Luc Delhumeau, au Domaine de Brizé, auteur d’un sompteux 2011 (credit David Cobbold)
La région au sud d’Angers, sur la rive gauche de la Loire, est surtout réputée pour ses vins moelleux issus du cépage chenin blanc dans les appellations Aubance, Layon, Chaume et Bonnezeaux. Mais pour faire un grand vin doux qui provient, en partie ou en totalité, de raisins botrytisés, il faut des conditions météorologiques qui ne se commandent pas. L’exemple des deux dernières récoltes le démontre : quand les conditions ne sont pas remplies, on ne peut guère en produire, à moins de tricher. Et beaucoup ne veulent pas tricher. Comment faire alors, car il faut bien vivre ?
La première solution consiste à convertir une part significative de son vignoble à la production de vins rosés ou rouges. Beaucoup de vignerons s’y sont résolus et la part des rosés atteint désormais 50% de la production locale. Mais l’image (et le prix qui va avec) des rosés d’Anjou n’est guère valorisante, et des producteurs font preuve d’une autre ambition : rester fidèle à la tradition locale du chenin en tablant sur la production de blancs secs de haut niveau. C’est cette idée qui préside à la volonté d’un groupe significatif de bons producteurs de la région de créer une appellation haut de gamme pour les vins blancs secs. L’objectif : stimuler leur production et les faire connaître au-delà du cercle des initiés. Tirer une appellation vers le haut implique nécessairement d’imposer quelques contraintes sur les méthodes de production. J’ai comparé les cahiers de charges pour l’appellation blanc sec existante et celle dite « haut de gamme », et les différences me semblent couler de source.

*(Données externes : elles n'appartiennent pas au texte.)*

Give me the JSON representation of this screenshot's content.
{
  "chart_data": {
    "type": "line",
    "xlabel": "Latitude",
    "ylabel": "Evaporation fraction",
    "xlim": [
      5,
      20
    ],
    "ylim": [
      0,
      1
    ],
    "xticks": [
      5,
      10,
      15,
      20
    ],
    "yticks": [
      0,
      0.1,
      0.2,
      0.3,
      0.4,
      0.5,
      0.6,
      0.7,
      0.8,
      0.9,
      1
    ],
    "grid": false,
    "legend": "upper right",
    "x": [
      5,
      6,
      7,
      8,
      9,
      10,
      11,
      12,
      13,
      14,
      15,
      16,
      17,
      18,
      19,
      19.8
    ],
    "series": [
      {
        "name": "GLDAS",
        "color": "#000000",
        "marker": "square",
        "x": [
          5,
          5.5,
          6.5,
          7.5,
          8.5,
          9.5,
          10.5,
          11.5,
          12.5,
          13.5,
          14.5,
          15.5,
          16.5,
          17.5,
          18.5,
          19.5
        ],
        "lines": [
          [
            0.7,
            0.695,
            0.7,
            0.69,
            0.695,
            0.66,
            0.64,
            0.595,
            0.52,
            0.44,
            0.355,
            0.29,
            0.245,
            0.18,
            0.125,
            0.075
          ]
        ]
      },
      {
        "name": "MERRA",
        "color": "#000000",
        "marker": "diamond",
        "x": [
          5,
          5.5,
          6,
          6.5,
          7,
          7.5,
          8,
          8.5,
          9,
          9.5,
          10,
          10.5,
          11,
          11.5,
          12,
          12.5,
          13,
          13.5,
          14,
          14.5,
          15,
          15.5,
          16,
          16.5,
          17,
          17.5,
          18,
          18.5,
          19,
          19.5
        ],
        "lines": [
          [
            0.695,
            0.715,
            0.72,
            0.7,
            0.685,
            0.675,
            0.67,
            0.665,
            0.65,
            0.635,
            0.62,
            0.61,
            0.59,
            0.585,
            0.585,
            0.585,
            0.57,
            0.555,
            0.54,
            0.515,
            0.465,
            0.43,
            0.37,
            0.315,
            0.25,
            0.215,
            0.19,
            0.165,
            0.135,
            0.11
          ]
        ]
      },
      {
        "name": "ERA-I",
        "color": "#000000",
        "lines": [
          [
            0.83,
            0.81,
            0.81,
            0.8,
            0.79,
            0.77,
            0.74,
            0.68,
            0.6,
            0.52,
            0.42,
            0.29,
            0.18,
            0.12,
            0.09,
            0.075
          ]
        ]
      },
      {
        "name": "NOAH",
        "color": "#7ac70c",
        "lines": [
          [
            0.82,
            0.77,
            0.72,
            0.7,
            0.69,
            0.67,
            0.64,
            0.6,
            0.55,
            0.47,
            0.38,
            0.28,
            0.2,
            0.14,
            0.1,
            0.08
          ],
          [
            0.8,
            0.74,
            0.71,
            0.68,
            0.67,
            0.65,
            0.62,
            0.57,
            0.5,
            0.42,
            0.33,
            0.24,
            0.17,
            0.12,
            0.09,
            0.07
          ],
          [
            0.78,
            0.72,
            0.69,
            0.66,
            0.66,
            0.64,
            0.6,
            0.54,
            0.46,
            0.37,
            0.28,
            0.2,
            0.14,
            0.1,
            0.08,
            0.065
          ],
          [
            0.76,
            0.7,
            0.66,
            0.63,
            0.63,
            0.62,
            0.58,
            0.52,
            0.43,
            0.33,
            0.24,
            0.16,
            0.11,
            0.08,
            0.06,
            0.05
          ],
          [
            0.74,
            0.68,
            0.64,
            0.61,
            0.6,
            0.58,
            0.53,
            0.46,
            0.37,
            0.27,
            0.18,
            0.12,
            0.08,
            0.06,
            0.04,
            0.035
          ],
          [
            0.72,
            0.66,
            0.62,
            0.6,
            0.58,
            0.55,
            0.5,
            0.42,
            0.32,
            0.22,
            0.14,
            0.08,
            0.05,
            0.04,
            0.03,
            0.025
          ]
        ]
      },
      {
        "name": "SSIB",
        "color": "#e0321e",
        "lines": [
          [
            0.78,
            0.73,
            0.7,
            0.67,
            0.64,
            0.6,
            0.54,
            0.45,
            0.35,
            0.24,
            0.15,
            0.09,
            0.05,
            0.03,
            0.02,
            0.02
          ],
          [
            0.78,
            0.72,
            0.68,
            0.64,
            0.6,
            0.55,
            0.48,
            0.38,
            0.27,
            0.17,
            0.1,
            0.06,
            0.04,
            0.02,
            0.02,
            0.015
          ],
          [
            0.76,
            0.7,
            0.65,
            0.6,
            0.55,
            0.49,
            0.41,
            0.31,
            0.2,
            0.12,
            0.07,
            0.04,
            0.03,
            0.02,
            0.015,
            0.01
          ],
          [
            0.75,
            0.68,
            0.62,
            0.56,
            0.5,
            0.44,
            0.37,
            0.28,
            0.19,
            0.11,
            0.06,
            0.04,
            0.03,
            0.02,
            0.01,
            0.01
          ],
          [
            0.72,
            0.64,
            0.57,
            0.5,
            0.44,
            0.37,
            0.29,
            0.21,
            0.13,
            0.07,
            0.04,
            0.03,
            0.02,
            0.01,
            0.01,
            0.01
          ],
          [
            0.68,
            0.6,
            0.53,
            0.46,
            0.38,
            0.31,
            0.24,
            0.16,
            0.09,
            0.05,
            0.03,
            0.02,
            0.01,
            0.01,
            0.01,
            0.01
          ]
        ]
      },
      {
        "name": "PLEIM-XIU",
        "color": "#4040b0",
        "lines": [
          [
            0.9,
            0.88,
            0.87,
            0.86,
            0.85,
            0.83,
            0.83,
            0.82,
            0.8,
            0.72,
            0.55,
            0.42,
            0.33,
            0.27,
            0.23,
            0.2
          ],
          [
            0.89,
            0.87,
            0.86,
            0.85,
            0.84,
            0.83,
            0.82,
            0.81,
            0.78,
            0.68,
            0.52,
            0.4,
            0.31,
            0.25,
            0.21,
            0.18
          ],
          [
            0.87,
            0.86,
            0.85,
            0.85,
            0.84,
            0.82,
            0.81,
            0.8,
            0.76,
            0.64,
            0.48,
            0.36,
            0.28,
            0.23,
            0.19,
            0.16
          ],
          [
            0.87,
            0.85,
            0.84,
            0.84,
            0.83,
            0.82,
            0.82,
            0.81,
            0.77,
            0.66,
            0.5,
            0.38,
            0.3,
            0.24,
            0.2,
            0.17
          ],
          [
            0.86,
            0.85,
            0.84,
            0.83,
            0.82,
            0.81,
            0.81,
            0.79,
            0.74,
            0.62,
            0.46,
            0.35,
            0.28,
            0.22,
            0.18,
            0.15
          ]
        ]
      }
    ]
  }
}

Je résume : chenin blanc à 100% (l’appellation de base autorise un part de chardonnay et/ou de sauvignon blanc), densité de plantation supérieure de 10%, taille plus rigoureuse, charge maximale réduite de 20%, enherbement ou travail des sols obligatoire, vendanges manuelles, rendement réduit de 10%, richesse en sucres plus élevée et pas d’enrichissement artificiel, élevage des vins plus longs et sans morceaux de bois….. rien de très dramatique, juste du bon sens, il me semble.
La dégustation
J’ai dégusté, au Musée du Vin de Saint Lambert-du-Lattay (excellent endroit pour une dégustation, calme et avec une équipe aussi sympathique qu’enthousiaste) 49 vins issus essentiellement des millésimes 2012, 2011 et 2010, avec quelques vins plus anciens pour juger de l’aspect « vin de garde » inhérent au concept : 2009, 2008, 2005, 2003 et 1996. Mon impression globale a été très bonne. Je vais vous paraître trivialement mercantile (je sais, c’est la nature d’un peuple marchand, mais c’est aussi ce qui fait vivre un vigneron !) et vous parler d’abord de prix avant de vous livrer mes préférences et autres remarques. Le prix moyen (prix public) des vins dégustés se situe autour de 10 euros avec un écart assez important entre le moins cher (4,90) et le plus cher (un peu plus de 20 euros). Vu leur niveau qualitatif moyen, je dirai que ces vins valent mieux sur le marché, surtout quand on les compare aux blancs de Bourgogne. Un prix moyen de 15 euros me semblerait largement justifié.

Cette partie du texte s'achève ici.